In the early morning sunshine the Mameluke domes took on the colour of pearl and rose. Pageants were early in Egypt to avoid the fierceness of the noonday sun, and the people had been gathering since before six. Many of them had brought seats, not so much to sit on-the ground would do for that-as to stand on when the procession went past. They were kept well back from the Khedive’s pavilion by a fence of soldiers. Whenever they encroached beyond the fence they were turned back by mounted policemen on white horses.
The soldiers, too, had arrived early. First, the foot soldiers of the Egyptian Army, in their sky-blue, with white spats and scarlet tarbooshes. Then the artillery with their horse-drawn guns to fire the salute. The guns were ranged in line, the horses detached, and the crews set to preparing the pieces. Last came the cavalry, again in light blue, the staff conspicuous in white and gold.
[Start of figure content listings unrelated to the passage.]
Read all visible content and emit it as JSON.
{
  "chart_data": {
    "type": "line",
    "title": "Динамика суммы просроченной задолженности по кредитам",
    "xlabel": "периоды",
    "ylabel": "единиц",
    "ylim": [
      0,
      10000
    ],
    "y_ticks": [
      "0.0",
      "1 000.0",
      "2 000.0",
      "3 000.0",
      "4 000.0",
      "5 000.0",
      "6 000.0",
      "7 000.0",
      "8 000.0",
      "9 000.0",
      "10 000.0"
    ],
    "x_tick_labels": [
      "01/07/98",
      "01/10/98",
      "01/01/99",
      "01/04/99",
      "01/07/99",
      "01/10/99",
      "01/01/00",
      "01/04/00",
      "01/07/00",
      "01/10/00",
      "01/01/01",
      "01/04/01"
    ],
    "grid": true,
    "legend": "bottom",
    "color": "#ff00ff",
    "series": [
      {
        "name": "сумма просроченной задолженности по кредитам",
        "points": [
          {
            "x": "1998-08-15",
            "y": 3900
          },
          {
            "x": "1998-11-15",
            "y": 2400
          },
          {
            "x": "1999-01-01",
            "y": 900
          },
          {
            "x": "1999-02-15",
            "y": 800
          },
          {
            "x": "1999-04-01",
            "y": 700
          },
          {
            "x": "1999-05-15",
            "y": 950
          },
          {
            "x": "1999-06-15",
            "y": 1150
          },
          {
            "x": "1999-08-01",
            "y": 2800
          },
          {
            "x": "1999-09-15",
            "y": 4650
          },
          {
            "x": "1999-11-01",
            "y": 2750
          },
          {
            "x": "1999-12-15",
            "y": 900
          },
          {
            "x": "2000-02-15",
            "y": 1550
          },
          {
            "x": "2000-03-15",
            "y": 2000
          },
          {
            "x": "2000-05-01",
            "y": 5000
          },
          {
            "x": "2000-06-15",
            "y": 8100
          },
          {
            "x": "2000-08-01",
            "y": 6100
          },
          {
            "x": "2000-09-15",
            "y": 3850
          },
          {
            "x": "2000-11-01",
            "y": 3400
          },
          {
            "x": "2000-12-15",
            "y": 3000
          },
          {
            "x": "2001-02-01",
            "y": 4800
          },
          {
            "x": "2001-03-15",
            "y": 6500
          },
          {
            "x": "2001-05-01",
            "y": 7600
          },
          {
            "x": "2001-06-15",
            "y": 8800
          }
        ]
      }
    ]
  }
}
Notables and foreigners arrived some time after. A space had been roped off for their carriages not far from the Khedivial Pavilion. Lesser notables stood in front of the pavilion, and there was a sort of tribune for those members of the diplomatic corps who had not been able to find an excuse for leaving Cairo that weekend. The pavilion itself was filled with chairs for the dignitaries, and soon they began arriving. The pashas had gold bands around their turbans, and among them, in robes of sacred green, was the Sheikh el Bekri, the Descendant of the Prophet. There were ministers and politicians and a number of officials in court dress. Among them, too, was the British Agent, in morning dress, and the Sirdar, resplendent in full dress uniform.